I know that this error may happen also during pull or push. But I haven't found a solution to fix it when committing.

My .git/config file looks like this:

[core]
    repositoryformatversion = 0
    filemode = false
    bare = false
    logallrefupdates = true
    symlinks = false
    ignorecase = true
    hideDotFiles = dotGitOnly
[remote "origin"]
    url = git@SOME_URL
    fetch = +refs/heads/*:refs/remotes/origin/*
[branch "master"]
    remote = origin
    merge = refs/heads/master
7

There are 7 answers

2
Rahul Gupta On BEST ANSWER

It seems you have lost your HEAD, so you will have to recreate it. You can do that using this.

echo ref: refs/heads/master >.git/HEAD

This will create a HEAD file in your .git folder. That should solve your problem.

Also, try the git fsck command. It verifies the connectivity and validity of the objects in the database.

git fsck --lost-found

Use this to scan for unreachable objects. It will write dangling objects into .git/lost-found/commit/ or .git/lost-found/other/, depending on type.

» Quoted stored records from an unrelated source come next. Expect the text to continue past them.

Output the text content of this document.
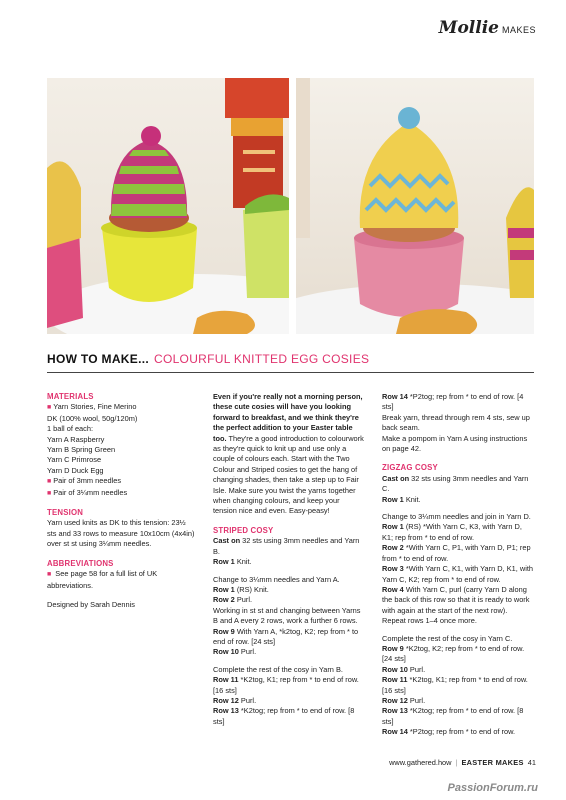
Mollie MAKES
HOW TO MAKE... COLOURFUL KNITTED EGG COSIES

MATERIALS

■ Yarn Stories, Fine Merino

DK (100% wool, 50g/120m)

1 ball of each:

Yarn A Raspberry

Yarn B Spring Green

Yarn C Primrose

Yarn D Duck Egg

■ Pair of 3mm needles

■ Pair of 3¼mm needles

TENSION

Yarn used knits as DK to this tension: 23½ sts and 33 rows to measure 10x10cm (4x4in) over st st using 3¼mm needles.

ABBREVIATIONS

■ See page 58 for a full list of UK abbreviations.

Designed by Sarah Dennis

Even if you're really not a morning person, these cute cosies will have you looking forward to breakfast, and we think they're the perfect addition to your Easter table too. They're a good introduction to colourwork as they're quick to knit up and use only a couple of colours each. Start with the Two Colour and Striped cosies to get the hang of changing shades, then take a step up to Fair Isle. Make sure you twist the yarns together when changing colours, and keep your tension nice and even. Easy-peasy!

STRIPED COSY

Cast on 32 sts using 3mm needles and Yarn B.

Row 1 Knit.

Change to 3¼mm needles and Yarn A.

Row 1 (RS) Knit.

Row 2 Purl.

Working in st st and changing between Yarns B and A every 2 rows, work a further 6 rows.

Row 9 With Yarn A, *k2tog, K2; rep from * to end of row. [24 sts]

Row 10 Purl.

Complete the rest of the cosy in Yarn B.

Row 11 *K2tog, K1; rep from * to end of row. [16 sts]

Row 12 Purl.

Row 13 *K2tog; rep from * to end of row. [8 sts]

Row 14 *P2tog; rep from * to end of row. [4 sts]

Break yarn, thread through rem 4 sts, sew up back seam.

Make a pompom in Yarn A using instructions on page 42.

ZIGZAG COSY

Cast on 32 sts using 3mm needles and Yarn C.

Row 1 Knit.

Change to 3¼mm needles and join in Yarn D.

Row 1 (RS) *With Yarn C, K3, with Yarn D, K1; rep from * to end of row.

Row 2 *With Yarn C, P1, with Yarn D, P1; rep from * to end of row.

Row 3 *With Yarn C, K1, with Yarn D, K1, with Yarn C, K2; rep from * to end of row.

Row 4 With Yarn C, purl (carry Yarn D along the back of this row so that it is ready to work with again at the start of the next row).

Repeat rows 1–4 once more.

Complete the rest of the cosy in Yarn C.

Row 9 *K2tog, K2; rep from * to end of row. [24 sts]

Row 10 Purl.

Row 11 *K2tog, K1; rep from * to end of row. [16 sts]

Row 12 Purl.

Row 13 *K2tog; rep from * to end of row. [8 sts]

Row 14 *P2tog; rep from * to end of row.

www.gathered.how | EASTER MAKES 41
PassionForum.ru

If the object is a blob, the contents are written into the file, rather than its object name.

1
dmlogs On

Check your .git folder for file HEAD.

$ cat .git/HEAD
ref: refs/heads/master

If this does not exist, create it.

$ echo "ref: refs/Heads/master" > .git/HEAD
0
asdFletcher2 On

I experienced this problem (fatal: couldn't set 'refs/heads/my-branch') when I had 2 copies of VS Code, each with integrated terminals checked out to the same commit. Except one version of VS Code was in WSL (Windows subsystem for Linux) mode. I closed the WSL VS Code and immediately was able to commit in the vanilla non-WSL VS Code.

1
eugen_nw On

For me it took a Windows reboot to get it working again :-)))

0
Kobato On

In my case, in my .git folder, there was file HEAD, and it couldn't rename HEAD.lock to HEAD (even though it didn't tell me). I removed the HEAD file, and it was able to work fine.

(I was also using TortoiseGit; don't know if that had anything to do with it)

2
penno On

This may help others; I waited about a minute and simply retried the commit and ... it worked.

0
Amit Shah On

In my case the issue was with permission on the GIT repository on server for the path refs/Heads/master.

After allowing my username for accessing the mentioned path, all worked well.